The indictment by the DOJ accuses Mashinsky of orchestrating a scheme to mislead customers about the market value of Celsius and its token CEL. The indictment alleges that Mashinsky made false and misleading public statements about his own sales of CEL, further exacerbating the deception.
In addition to the DOJ indictment, the Securities and Exchange Commission (SEC) also filed a lawsuit against Celsius and Mashinsky for securities fraud. The SEC asserted that Celsius’ token CEL and its Earn interest Program constituted securities and that the company failed to register with the SEC for these offerings.
The Commodity Futures Trading Commission (CFTC) also joined in on the legal action, accusing Celsius and Mashinsky of a scheme to defraud customers by misrepresenting the safety and profitability of the company’s digital asset-based finance platform. The CFTC alleges that Celsius violated federal commodities regulations, committed fraud, and failed to register as a Commodity Pool Operator.
In response to the legal actions, Celsius Network has reached a settlement with the Federal Trade Commission (FTC) that will permanently ban the company from handling consumers’ assets and offering certain financial products or services. Former executives Shlomi Daniel Leon, Hanoch “Nuke” Goldstein, and Alex Mashinsky are also facing charges from the FTC for tricking consumers into transferring crypto onto the platform.
The FTC announced that Celsius Network agreed to a judgment of $4.7 billion, which will be suspended to allow the company to return its remaining assets to consumers in bankruptcy proceedings. Despite the legal troubles facing Celsius and its executives, the battle is far from over as the case against them continues in federal court.
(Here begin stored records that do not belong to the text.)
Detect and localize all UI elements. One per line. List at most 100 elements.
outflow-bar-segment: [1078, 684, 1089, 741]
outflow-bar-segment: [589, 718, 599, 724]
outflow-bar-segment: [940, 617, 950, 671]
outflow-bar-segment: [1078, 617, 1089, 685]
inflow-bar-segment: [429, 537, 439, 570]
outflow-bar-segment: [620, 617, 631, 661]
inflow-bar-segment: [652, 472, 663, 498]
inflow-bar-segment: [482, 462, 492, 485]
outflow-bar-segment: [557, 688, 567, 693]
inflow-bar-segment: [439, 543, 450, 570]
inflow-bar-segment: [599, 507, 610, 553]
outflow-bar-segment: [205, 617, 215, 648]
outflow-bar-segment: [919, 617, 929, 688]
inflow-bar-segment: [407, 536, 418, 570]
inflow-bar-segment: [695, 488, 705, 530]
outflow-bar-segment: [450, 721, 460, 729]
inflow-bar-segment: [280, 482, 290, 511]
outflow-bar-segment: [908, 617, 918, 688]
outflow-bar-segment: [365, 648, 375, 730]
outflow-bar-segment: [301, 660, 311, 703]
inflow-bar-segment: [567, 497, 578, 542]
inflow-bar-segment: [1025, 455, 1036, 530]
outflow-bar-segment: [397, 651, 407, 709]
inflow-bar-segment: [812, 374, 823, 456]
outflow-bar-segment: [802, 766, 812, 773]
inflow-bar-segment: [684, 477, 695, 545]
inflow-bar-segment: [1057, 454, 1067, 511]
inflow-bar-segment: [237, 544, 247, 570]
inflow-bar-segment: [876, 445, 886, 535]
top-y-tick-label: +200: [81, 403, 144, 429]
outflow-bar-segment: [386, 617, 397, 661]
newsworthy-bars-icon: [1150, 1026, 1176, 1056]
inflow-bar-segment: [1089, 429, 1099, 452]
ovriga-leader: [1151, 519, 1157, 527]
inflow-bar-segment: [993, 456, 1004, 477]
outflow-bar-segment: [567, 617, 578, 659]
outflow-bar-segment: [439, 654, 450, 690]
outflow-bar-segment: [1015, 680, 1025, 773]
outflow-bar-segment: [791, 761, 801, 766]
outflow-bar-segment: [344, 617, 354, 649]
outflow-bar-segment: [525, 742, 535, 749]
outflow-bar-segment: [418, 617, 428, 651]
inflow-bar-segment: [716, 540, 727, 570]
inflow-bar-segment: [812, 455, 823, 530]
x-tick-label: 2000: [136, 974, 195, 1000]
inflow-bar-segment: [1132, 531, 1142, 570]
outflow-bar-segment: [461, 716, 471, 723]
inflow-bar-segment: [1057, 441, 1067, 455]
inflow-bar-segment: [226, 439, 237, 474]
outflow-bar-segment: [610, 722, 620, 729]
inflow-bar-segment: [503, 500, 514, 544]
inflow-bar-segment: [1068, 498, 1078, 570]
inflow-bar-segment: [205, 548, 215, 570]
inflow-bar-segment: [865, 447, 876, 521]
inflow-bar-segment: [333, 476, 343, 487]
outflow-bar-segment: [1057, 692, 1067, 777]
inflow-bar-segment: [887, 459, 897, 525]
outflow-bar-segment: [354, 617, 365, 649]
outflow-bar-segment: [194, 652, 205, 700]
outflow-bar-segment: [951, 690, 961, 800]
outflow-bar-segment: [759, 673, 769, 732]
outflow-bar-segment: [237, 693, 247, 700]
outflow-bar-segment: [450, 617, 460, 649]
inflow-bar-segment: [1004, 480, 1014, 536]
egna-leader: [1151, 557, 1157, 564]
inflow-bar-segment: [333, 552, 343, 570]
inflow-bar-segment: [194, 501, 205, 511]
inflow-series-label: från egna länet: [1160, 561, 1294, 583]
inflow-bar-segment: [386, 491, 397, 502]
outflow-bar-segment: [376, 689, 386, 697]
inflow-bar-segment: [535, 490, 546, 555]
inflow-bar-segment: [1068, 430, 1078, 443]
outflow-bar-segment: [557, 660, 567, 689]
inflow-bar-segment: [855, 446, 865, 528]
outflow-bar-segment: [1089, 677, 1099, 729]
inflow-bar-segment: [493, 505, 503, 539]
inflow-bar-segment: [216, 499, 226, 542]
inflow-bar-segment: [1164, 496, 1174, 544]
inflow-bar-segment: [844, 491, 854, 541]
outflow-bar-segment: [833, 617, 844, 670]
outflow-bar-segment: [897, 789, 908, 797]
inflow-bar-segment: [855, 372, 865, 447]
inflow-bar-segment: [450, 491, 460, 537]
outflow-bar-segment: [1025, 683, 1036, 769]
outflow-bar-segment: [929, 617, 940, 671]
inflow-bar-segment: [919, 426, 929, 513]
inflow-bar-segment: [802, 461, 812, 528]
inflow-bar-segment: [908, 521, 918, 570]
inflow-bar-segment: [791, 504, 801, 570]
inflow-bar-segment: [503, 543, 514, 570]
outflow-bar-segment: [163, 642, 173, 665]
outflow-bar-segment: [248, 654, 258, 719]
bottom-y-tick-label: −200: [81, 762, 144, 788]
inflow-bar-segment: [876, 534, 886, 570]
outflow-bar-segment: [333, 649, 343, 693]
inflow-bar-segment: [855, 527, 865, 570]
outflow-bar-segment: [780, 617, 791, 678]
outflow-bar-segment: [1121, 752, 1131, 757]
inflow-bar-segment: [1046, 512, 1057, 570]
The crackdown on Celsius Network and its executives serves as a stark reminder of the risks associated with investing in the volatile world of cryptocurrencies. While the industry holds great promise and potential for innovation, it is also plagued by bad actors and fraudulent schemes that can have devastating consequences for investors. As the legal battles play out, it remains to be seen how the cryptocurrency community will respond to this latest scandal and what reforms may be needed to prevent similar incidents in the future.